Rzeczywistość jednak nie jest aż tak romantyczna. Wbrew temu co zwykło się sądzić, cyberprzestępcy niewiele różnią się od swoich kolegów po fachu, którzy wyrywają torebki starszym paniom lub kradną radia z samochodów. Na swoją "pracę" poświęcają zaledwie kilka godzin dziennie i najczęściej stosują wciąż stare, wypróbowane metody. Rzadko kiedy są innowacyjni. Nie ma więc sensu dobierać do niej tego romantycznego słowa - "hacker". To zwykli złodzieje, więc nazywajmy rzecz po imieniu.
W lipcu bieżącego roku przedstawiałem w DI portret jednego z cyberprzestępców. Był nim Shiva Brent Sharma, który został aresztowany 3 razy w ciągu ostatnich trzech lat. Dziennikarzom New York Times opowiadał on, dlaczego zajmuje się taką przestępczością. Przykładowo stwierdził, że pracując kiedyś "dzień, może pół dnia" zarobił 20 tys. USD. Słowem zajmował się tym nie z powodu zainteresowań czy posiadania szczególnej wiedzy, ale dlatego, że to łatwy zarobek (podobnie jak każda inna kradzież).
Prokurator, który uczestniczył w procesach Sharmy podkreślał, że przestępca ten cały czas stosował te same techniki kradzieży, których nauczył się na początku. Ciągle bazował na naiwności użytkowników, którzy odbierali e-maile lub wchodzili na strony phishingowe.

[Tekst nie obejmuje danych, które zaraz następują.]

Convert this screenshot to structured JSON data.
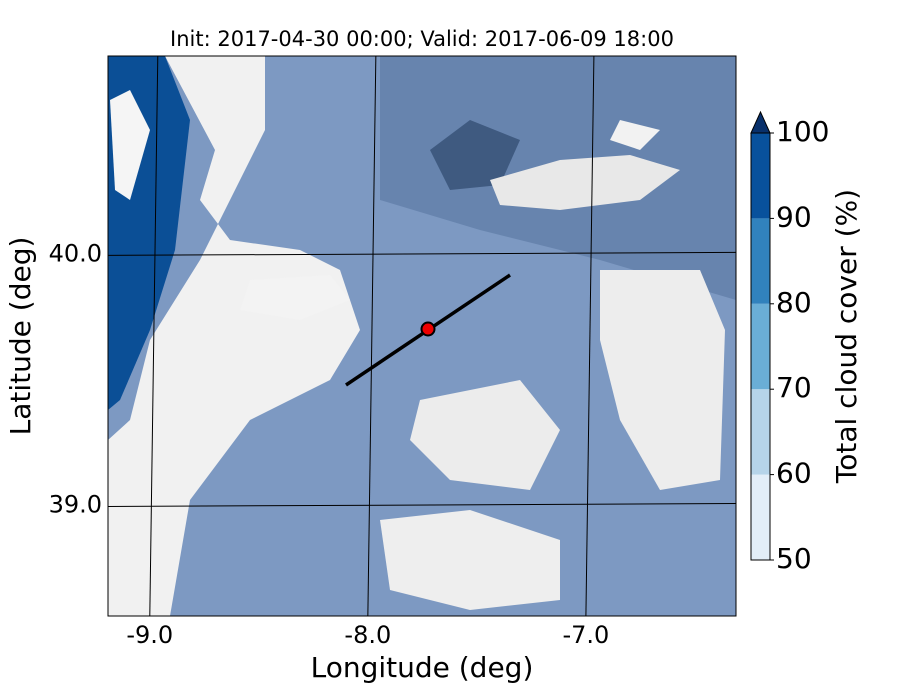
{
  "chart_data": {
    "type": "map",
    "title": "Init: 2017-04-30 00:00; Valid: 2017-06-09 18:00",
    "xlabel": "Longitude (deg)",
    "ylabel": "Latitude (deg)",
    "xlim": [
      -9.21,
      -6.33
    ],
    "ylim": [
      38.56,
      40.79
    ],
    "xticks": [
      {
        "value": -9,
        "label": "-9.0"
      },
      {
        "value": -8,
        "label": "-8.0"
      },
      {
        "value": -7,
        "label": "-7.0"
      }
    ],
    "yticks": [
      {
        "value": 39,
        "label": "39.0"
      },
      {
        "value": 40,
        "label": "40.0"
      }
    ],
    "grid": true,
    "colorbar": {
      "label": "Total cloud cover (%)",
      "ticks": [
        50,
        60,
        70,
        80,
        90,
        100
      ],
      "colors": [
        "#e3eef8",
        "#b6d4e9",
        "#6aaed6",
        "#3182bd",
        "#08519c"
      ],
      "extend_color": "#08306b"
    }
  }
}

Nie ma co się łudzić - ten wpis raczej nie powstrzyma powszechnego już używania w mediach słowa "hacker" w niewłaściwy sposób. Chciałem jednak dorzucić swój głos w dyskusji na ten temat. Podkreślam jeszcze raz, że nie bronię jakiejś ideologii czy kultury hackerskiej. Nie mam zamiaru rozwodzić się nad tym kto może być hackerem, a kto nie. Z pewnością jednak nie powinniśmy tym słowem określać tych, którzy po prostu okradają innych ludzi. W ten sposób właściwie kwestionujemy ich przestępstwo i sprowadzamy je do sprytu, inteligencji i jakiejś tajemnej wiedzy, która tylko uwalnia się w niewłaściwy sposób.